Necesito quedarme vacía y que sólo te quedes tú, para poder echar a patadas todas mis pesadillas de cama infantil, de esas que se van cuando te dan un beso en la frente y un vaso de leche caliente justo antes de dormir, y que con un peluche al lado sabes que no te atacarán.
Échalas a todas y quédate conmigo, dame la mano antes de dormir, el besito en la frente. Prepara leche, sí, pero esta vez para dos. Tápame hasta el cuello con las sábanas y quédate tú entre ellas. Sé mi peluche todas mis noches, pero no enciendas la luz aquella que dejaba encendida cuando era pequeña porque esta vez sólo quiero tenerte a oscuras, conmigo.
A cambio te prometo desayunos en el balcón, pero sólo si me dejas tu camisa cuando me levante de la cama... sin nada debajo.
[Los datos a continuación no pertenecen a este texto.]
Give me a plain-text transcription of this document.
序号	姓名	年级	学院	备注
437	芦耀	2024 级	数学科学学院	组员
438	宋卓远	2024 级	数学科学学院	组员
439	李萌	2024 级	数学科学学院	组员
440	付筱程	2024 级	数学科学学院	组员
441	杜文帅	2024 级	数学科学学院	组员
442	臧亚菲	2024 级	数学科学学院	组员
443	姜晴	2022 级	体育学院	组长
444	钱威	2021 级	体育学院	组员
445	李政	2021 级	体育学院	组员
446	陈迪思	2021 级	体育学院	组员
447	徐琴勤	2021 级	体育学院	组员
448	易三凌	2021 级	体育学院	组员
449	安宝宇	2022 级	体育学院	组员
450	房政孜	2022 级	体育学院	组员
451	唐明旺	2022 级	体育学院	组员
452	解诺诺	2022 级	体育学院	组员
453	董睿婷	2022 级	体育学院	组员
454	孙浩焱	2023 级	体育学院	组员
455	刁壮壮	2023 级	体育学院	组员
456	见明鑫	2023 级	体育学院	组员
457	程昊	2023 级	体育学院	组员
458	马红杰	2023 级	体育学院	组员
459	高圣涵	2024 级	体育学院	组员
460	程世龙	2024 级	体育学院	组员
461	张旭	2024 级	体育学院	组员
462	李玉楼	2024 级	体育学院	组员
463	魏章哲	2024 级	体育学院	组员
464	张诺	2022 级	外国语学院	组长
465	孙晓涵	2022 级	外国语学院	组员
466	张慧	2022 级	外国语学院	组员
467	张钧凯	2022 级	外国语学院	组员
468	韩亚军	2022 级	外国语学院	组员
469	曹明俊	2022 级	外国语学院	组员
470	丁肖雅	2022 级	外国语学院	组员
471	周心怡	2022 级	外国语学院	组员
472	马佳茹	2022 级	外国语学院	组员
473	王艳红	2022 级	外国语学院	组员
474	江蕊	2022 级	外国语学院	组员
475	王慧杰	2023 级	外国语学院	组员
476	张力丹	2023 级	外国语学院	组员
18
Puedo ofrecerte muchos amaneceres fríos en los que te abrazaré para que no tiembles, y calurosas salidas de sol donde estiraré las sábanas para que no te levantas del calor.
Puedo ofrecerte restos de pizza de la noche anterior o magdalenas de chocolate, ¡menú a elegir! Quizás te convenza alguna vez de que el ColaCao sabe mucho mejor que el café, aunque prepare café sólo para que te despiertes con su aroma.
Puedo asegurarte despertares entre besos, entre mis besos, con ventanas abiertas y luz a raudales. Oler tu cuello y encontrarme a mí misma en él. Que te robaré las camisas porque me encanta ponérmelas, que llevaré el pelo recogido aunque suelto te guste más, y que lo soltaré si me lo pides.
Y tendrás el desayuno preparado, ¡jurado! Con tu café y mi ColaCao, tus tostadas y mis magdalenas, tomate y mermelada por si te apetece alguna de las dos cosas, o ambas. No me pidas el periódico porque no estará. Estaré yo, y todo un día por delante juntos, y planes improvisados que cumpliremos sin saber.